I've seen reps use their mobile lead management tool to pull up photos of failed roofs from the same neighborhood to illustrate this point. Showing a homeowner a photo of a roof on a nearby street that is already streaking or losing granules after just 5.2 years is a powerful way to justify why your materials and installation methods cost more upfront.

Handling the "I Need to Think About It" Stall

Often, a price objection is masked as a "need to think about it." In my experience, 82.4% of the time, they are actually just weighing the price gap.

I coached a team in Marietta last spring that was losing 3 out of every 10 leads to this specific stall. We introduced a "Level of Concern" question. The rep asks: "On a scale of 1 to 10, how much of your hesitation is about the actual solution we've designed, and how much is just the investment amount?"

If they say it's a 9 on the investment, you can stop talking about shingles and start talking about financing or project phasing. If you don't isolate the objection, you end up re-explaining the warranty for the fourth time when the homeowner is actually just worried about their monthly cash flow. If you're looking to test this approach on new opportunities, you can claim free lead credits to see how these scripts perform with verified prospects.

The "Specific Number" Technique

"Never use round numbers in your discounts or your justifications. If you tell a homeowner you can "take off $500," it looks like you had $500 of fat in the deal. If you say, "I can adjust the scope by removing the optional ridge vent upgrade which saves you $437," it shows that every dollar in your estimate is tied to a specific value."
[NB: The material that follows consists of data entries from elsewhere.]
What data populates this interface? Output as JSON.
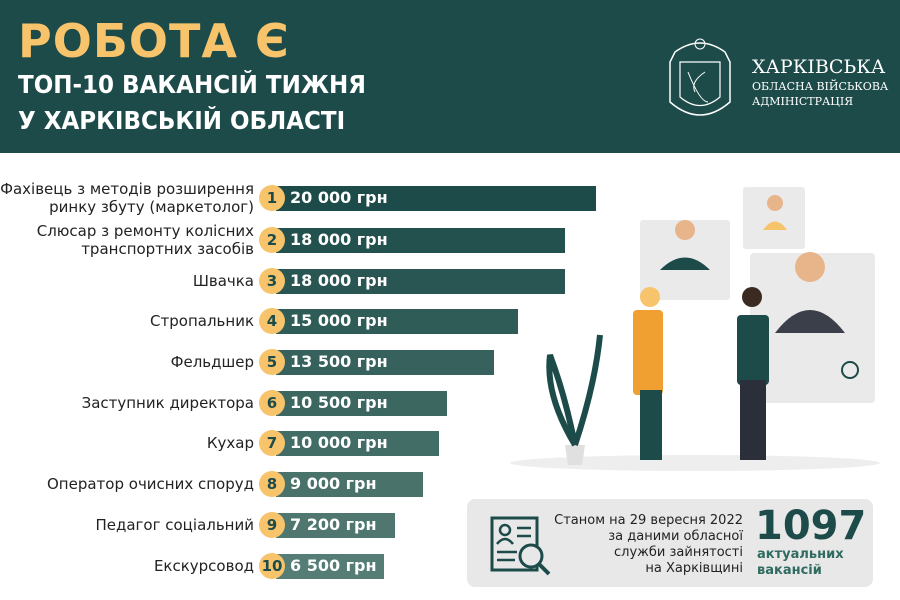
{
  "header": {
    "title": "РОБОТА Є",
    "subtitle_line1": "ТОП-10 ВАКАНСІЙ ТИЖНЯ",
    "subtitle_line2": "У ХАРКІВСЬКІЙ ОБЛАСТІ"
  },
  "logo": {
    "line1": "ХАРКІВСЬКА",
    "line2": "ОБЛАСНА ВІЙСЬКОВА",
    "line3": "АДМІНІСТРАЦІЯ"
  },
  "colors": {
    "header": "#1d4b49",
    "accent": "#f7c46c",
    "bar_dark": "#1d4b49",
    "bar_light": "#557d75"
  },
  "chart_data": {
    "type": "bar",
    "orientation": "horizontal",
    "unit": "грн",
    "categories": [
      "Фахівець з методів розширення ринку збуту (маркетолог)",
      "Слюсар з ремонту колісних транспортних засобів",
      "Швачка",
      "Стропальник",
      "Фельдшер",
      "Заступник директора",
      "Кухар",
      "Оператор очисних споруд",
      "Педагог соціальний",
      "Екскурсовод"
    ],
    "label_lines": [
      [
        "Фахівець з методів розширення",
        "ринку збуту (маркетолог)"
      ],
      [
        "Слюсар з ремонту колісних",
        "транспортних засобів"
      ],
      [
        "Швачка"
      ],
      [
        "Стропальник"
      ],
      [
        "Фельдшер"
      ],
      [
        "Заступник директора"
      ],
      [
        "Кухар"
      ],
      [
        "Оператор очисних споруд"
      ],
      [
        "Педагог соціальний"
      ],
      [
        "Екскурсовод"
      ]
    ],
    "ranks": [
      "1",
      "2",
      "3",
      "4",
      "5",
      "6",
      "7",
      "8",
      "9",
      "10"
    ],
    "values": [
      20000,
      18000,
      18000,
      15000,
      13500,
      10500,
      10000,
      9000,
      7200,
      6500
    ],
    "value_labels": [
      "20 000 грн",
      "18 000 грн",
      "18 000 грн",
      "15 000 грн",
      "13 500 грн",
      "10 500 грн",
      "10 000 грн",
      "9 000 грн",
      "7 200 грн",
      "6 500 грн"
    ]
  },
  "info": {
    "line1": "Станом на 29 вересня 2022",
    "line2": "за даними обласної",
    "line3": "служби зайнятості",
    "line4": "на Харківщині",
    "count": "1097",
    "count_label1": "актуальних",
    "count_label2": "вакансій"
  }
}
Practical Scripts for Your Next Marietta Sales Call

Here are three scripts that I have seen work in the field over the last 14 months. These aren't theoretical. They are designed to address the specific anxieties of B2B lead conversion.

Script 1: The Insurance Gap

"I understand their bid is $3,200 lower. In our industry, that's usually the exact cost of full workers' comp and general liability for a project of this size. If a worker falls on your property and that contractor doesn't have the coverage we do, that $3,200 savings could turn into a $150,000 legal nightmare for you. Is that a risk you're comfortable taking to save about 12% on the project?"

Script 2: The Material Reality

"You're right, we aren't the cheapest option. We specifically choose not to be. We use a high-wind starter strip and a synthetic underlayment that costs us $1,140 more per job than the standard felt paper our competitors use. We do that because Marietta gets those heavy spring downpours, and I refuse to put my name on a roof that might fail during a Georgia thunderstorm."

Script 3: The "Peace of Mind" Close

"If the price was exactly the same, which company would you rather have working on your home? (Wait for them to say you). Great, so we agree that our quality and process are what you want. The only thing we're talking about now is a $1,845 difference over the next 20 years. That's less than $8 a month for the peace of mind that you'll never have to worry about this roof again. Does it make sense to compromise on the roof just to save $8 a month?"

Building a Culture of Value, Not Discounts

Shifting your team away from discounting requires more than just a few scripts. It requires a fundamental change in how you track success. If you only reward "signed contracts," your reps will do whatever it takes to get a signature, including slashing your profit.

I recommend Jaxon—and any other owner in the Marietta area—start tracking "Average Margin per Rep." When you start highlighting the rep who closed $80,000 at a 32% margin over the rep who closed $120,000 at a 14% margin, the team's behavior will change.

In the roofing business, we aren't just selling a commodity. We are selling a technical installation that protects a family's largest asset. When your sales team truly believes that your price is a reflection of that responsibility, the objections don't disappear, but they do become much easier to handle.

Common Questions

If the budget is truly capped, don't discount your quality. Instead, reduce the scope or offer financing. It is better to walk away from a job than to perform a sub-standard installation that will ruin your reputation in the Marietta community.